Cincinnati Reds Auction Off Baseball Soaked in Jeff Samardzija's Blood For $130


The "Red" in Cincinnati stands for more than just the team name these days. If you caught last Wednesday’s game, you might have noticed that Jeff Samardzija cut his hand on a high hopper fresh off the bat of Shin-Soo Choo in the first inning of the game. The majority of Reds fans were probably wondering if Samardzija would really be able to play through six more innings with that injury. However, at least one Reds fan was wondering if they could buy the bloody baseball Samardzija was holding.

The bloodstained ball was put on auction on the Cincinnati team website on April 30 and sold on May 3 for $130.01. For some reason, the auction incorrectly cites that the injury occurred off a foul ball by Zack Cozart. This is the second piece of bloody apparel sold this year. The bloody sock worn by Curt Schilling in game 2 of the 2004 World Series against the St. Louis Cardinals was auctioned off in February for $92,613. Priced at $130, the ball could even be described as economical. Certainly the high-fetching price of the latter blood-soaked item led to this auction.

Auctions of this nature are unusual but not unprecedented. NBC and Rolling Stone reported that a Bible and a used pair of stained skivvies (worn during a concert in 1977) believed to have been used by Elvis Presley were auctioned in September. No one met the reserve price of $11,000 for the King’s yellow-stained "memorabilia," but the auction reached a top bid of $8,000. Presley's Bible was auctioned off at $94,600.

What kind of fan would buy blood-soaked paraphernalia and why? Their identity and motive remains a mystery. However, the proceeds from this auction have gone to charity, perhaps shedding some amount of insight.

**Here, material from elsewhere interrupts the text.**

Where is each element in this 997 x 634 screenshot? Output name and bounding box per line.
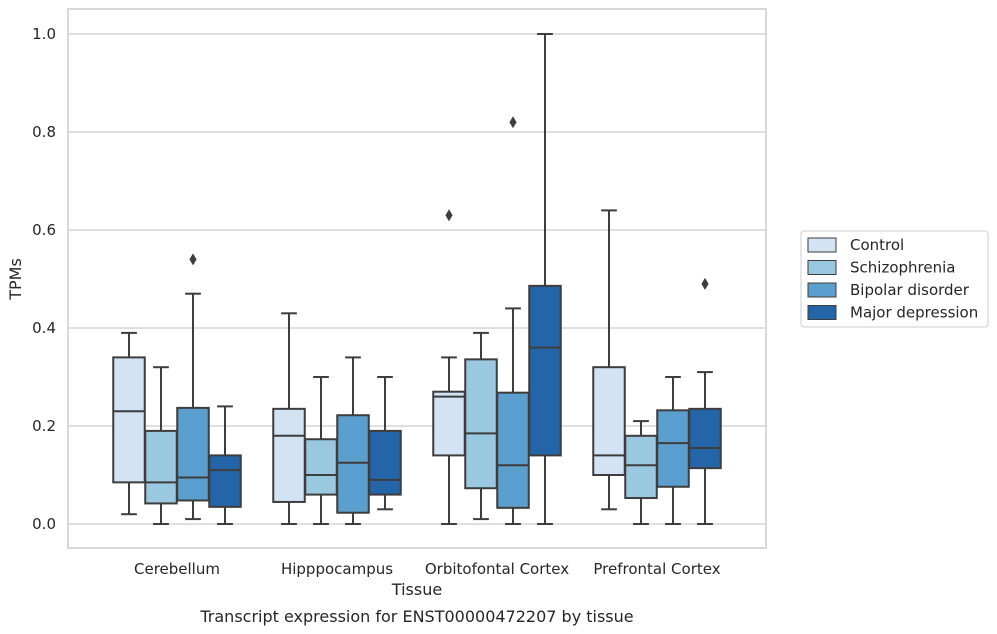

When asked to comment on what kind of fan he thinks would buy a blood stained baseball, Samardzija told ESPN:

"I don't know how they got it, but it's pretty crazy. It's pretty interesting. Somebody who gets it has to be a pretty intense fan. That's for sure. I don't know what you're going to be able to do with it, hopefully nothing too serious. I don't think they can lift my identity from it. I guess we'll have to take a look at it."